Une rencontre prévue avec les autorités

Le président de la Street Vendors Association (SVA), Hyder Raman, dit être au courant des problèmes soulevés par les marchands. Il révèle ainsi qu’une rencontre officielle est prévue avec les autorités concernées, dont le Lord-Maire et son adjoint, d’ici ce mardi.

Une rencontre sollicitée avec Anwar Husnoo

Les députés travaillistes Shakeel Mohamed et Eshan Juman comptent solliciter, cette semaine, une rencontre avec le ministre Anwar Husnoo. Ils veulent trouver une solution humaine afin de permettre aux marchands ambulants de travailler dans des conditions acceptables durant le mois de décembre.

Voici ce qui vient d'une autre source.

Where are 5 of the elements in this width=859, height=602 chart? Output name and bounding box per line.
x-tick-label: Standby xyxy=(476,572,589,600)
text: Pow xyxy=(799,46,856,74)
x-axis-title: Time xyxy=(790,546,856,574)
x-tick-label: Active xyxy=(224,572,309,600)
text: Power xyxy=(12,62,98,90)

Une des premières questions parlementaires d’Eshan Juman pour la prochaine séance parlementaire concerne justement le problème des marchands ambulants. Il demande ainsi à Anwar Husnoo « whether, in regard to the Victoria Urban Terminal, he will, in the interest of the hawkers and on a humanitarian ground, consider letting them work without any hindrance from the Tornado Squad and any other relevant authorities, during the festive season of December? ».